Hakea recurva subsp. arida

Scientific classification
- Kingdom: Plantae
- Clade: Tracheophytes
- Clade: Angiosperms
- Clade: Eudicots
- Order: Proteales
- Family: Proteaceae
- Genus: Hakea
- Species: H. recurva
- Subspecies: H. r. subsp. arida
- Trinomial name: Hakea recurva subsp. arida (Diels) W.R.Barker & R.M.Barker

= Hakea recurva subsp. arida =

Subspecies of flowering plant

Hakea recurva subsp. arida is a plant in the family Proteaceae endemic to the south-west of Western Australia.

==Description==
An erect dense shrub 1.7-5 m high with smooth to rough grey bark.
Terete dark green leaves are thick and rigid 2.5-4 cm long and 1.2-1.6 mm wide ending with a very sharp point 2.8-4.5 mm long. They may be straight or have an upward curve. Profuse white-cream fragrant flowers appear in dense clusters in the leaf axils. The fruit are 0.7-1 cm wide, egg-shaped with a smooth to slightly rough surface ending with a small pointed beak.

==Taxonomy and naming==
This hakea was first formally described in 1904 by Ludwig Diels who gave it the name Hakea arida and published the description in Botanische Jahrbücher für Systematik, Pflanzengeschichte und Pflanzengeographie. In 1999, William Barker and Robyn Barker changed the name to Hakea recurva subsp. arida. Named from the Latin aridus 'dry', referring to the semi-arid area where it grows.

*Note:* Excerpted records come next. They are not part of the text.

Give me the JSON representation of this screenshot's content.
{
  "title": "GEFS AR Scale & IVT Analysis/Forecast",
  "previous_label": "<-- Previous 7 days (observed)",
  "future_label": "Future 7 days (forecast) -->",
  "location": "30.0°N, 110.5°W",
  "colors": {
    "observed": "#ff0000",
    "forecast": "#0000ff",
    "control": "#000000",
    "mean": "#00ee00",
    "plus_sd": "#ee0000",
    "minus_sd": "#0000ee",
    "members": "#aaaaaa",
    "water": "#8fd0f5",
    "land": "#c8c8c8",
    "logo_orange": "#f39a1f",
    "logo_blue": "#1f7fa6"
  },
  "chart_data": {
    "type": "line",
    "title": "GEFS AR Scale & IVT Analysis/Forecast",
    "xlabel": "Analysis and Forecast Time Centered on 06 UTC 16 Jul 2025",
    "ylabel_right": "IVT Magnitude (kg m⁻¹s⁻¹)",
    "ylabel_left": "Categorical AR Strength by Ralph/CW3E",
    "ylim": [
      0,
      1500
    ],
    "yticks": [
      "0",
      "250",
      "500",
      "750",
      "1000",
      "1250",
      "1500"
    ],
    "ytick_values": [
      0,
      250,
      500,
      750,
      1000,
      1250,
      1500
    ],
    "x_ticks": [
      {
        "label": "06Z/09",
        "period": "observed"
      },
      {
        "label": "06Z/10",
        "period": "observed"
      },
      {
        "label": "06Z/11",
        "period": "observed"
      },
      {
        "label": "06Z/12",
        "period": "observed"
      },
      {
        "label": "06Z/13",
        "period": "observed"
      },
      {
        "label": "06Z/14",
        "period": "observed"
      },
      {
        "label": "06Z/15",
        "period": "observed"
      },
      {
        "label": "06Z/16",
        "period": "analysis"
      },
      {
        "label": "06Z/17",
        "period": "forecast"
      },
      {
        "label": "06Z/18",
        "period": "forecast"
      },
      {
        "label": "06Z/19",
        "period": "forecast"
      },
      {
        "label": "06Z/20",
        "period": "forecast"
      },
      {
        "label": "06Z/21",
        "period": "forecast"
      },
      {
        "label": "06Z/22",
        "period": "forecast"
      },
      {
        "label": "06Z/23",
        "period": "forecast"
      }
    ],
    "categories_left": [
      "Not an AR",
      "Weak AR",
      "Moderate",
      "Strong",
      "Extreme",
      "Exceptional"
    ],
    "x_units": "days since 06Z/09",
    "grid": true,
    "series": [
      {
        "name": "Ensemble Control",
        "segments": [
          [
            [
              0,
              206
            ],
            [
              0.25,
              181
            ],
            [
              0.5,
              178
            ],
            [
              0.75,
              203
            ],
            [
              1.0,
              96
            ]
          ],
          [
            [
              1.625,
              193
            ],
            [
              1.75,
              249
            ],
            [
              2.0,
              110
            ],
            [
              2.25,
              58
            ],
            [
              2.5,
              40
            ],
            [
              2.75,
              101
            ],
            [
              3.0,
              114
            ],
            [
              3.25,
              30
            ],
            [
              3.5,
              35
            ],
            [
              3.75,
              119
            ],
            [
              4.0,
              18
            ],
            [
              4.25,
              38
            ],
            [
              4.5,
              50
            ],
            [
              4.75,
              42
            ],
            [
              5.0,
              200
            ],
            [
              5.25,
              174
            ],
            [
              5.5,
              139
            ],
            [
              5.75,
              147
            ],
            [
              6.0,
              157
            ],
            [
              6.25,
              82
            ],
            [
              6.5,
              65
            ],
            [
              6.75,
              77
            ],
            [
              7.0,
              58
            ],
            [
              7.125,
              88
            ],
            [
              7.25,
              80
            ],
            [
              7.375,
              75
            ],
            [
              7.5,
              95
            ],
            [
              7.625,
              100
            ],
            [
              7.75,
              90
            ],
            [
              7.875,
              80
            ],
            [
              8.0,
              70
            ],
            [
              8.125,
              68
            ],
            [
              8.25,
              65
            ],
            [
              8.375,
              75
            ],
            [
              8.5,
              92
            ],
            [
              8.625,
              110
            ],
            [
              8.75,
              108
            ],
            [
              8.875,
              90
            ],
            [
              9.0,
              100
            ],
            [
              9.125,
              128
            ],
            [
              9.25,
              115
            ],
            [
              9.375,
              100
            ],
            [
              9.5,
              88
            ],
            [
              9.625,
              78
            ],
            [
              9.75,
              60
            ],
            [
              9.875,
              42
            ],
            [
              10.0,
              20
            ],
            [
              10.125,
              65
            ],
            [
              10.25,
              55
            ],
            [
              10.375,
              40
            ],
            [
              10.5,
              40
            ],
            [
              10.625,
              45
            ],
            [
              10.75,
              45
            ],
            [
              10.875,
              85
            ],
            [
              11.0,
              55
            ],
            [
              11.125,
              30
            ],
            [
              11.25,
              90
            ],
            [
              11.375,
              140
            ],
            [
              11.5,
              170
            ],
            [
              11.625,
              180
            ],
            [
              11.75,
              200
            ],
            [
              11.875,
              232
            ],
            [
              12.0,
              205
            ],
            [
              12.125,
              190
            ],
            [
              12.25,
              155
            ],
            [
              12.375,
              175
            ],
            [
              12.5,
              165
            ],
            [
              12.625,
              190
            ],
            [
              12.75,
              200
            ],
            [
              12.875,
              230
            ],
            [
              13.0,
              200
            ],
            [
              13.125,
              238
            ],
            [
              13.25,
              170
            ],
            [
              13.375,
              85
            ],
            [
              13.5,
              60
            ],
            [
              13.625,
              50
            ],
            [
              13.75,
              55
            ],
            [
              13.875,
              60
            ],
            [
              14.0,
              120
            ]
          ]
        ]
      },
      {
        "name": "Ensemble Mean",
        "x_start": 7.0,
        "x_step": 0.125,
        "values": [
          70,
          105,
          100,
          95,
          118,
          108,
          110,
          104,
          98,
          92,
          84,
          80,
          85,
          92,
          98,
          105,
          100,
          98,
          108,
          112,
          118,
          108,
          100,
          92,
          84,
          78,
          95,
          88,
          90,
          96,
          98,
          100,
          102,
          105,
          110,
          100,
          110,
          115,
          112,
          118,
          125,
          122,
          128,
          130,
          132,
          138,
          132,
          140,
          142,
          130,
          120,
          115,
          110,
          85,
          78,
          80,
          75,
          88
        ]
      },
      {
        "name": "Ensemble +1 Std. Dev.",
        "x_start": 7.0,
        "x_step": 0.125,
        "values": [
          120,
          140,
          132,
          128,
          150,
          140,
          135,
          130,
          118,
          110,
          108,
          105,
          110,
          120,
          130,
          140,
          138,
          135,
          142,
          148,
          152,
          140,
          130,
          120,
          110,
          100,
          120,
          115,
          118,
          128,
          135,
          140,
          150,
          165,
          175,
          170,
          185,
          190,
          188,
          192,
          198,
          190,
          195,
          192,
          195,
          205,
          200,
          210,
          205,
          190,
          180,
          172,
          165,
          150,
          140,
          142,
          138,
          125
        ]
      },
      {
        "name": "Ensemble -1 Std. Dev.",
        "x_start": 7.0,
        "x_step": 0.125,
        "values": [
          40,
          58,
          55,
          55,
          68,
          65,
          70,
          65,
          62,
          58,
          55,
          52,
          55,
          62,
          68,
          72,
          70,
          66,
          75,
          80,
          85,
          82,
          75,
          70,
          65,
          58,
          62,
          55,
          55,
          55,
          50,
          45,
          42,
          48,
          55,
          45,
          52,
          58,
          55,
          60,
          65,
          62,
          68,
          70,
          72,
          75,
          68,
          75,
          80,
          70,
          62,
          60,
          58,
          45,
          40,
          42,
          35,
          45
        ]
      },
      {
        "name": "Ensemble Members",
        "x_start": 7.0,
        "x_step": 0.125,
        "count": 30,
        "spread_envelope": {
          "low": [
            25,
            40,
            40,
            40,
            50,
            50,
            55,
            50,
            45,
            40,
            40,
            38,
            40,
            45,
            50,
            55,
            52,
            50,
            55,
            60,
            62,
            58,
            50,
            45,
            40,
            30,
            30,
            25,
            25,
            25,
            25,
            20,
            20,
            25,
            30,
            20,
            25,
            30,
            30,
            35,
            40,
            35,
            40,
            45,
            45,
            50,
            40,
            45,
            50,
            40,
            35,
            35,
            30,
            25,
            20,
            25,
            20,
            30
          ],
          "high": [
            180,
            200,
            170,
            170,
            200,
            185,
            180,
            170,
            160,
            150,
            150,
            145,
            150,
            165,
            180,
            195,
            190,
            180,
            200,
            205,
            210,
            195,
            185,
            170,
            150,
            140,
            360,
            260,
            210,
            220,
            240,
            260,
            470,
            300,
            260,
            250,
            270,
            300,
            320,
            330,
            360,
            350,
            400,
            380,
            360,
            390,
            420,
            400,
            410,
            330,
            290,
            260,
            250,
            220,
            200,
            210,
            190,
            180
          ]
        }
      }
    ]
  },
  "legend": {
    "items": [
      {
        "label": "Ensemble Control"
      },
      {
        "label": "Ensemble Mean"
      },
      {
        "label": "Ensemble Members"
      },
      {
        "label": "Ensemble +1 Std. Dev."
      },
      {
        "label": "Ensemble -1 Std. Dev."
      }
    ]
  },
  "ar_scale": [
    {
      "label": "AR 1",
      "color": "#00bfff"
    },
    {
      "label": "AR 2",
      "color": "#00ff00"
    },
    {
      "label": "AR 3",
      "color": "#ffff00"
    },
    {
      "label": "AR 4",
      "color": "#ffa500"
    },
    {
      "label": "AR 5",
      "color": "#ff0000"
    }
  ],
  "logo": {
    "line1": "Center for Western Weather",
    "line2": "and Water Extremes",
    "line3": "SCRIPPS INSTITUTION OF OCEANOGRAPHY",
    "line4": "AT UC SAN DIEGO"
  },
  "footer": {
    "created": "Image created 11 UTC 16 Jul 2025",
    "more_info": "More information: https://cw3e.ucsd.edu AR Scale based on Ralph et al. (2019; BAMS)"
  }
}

==Distribution and habitat==
Grows inland from Mount Augustus south to Wubin on sandstone slopes, river banks, flats in sand, loam and stony soils with quartzite and laterite. An ornamental frost tolerant species requiring full sun and good drainage. A good habitat plant for wildlife due to its dense prickly growth habit.

==Conservation status==
Hakea recurva subsp. arida is classified as "not threatened" by the Western Australian Government Department of Parks and Wildlife.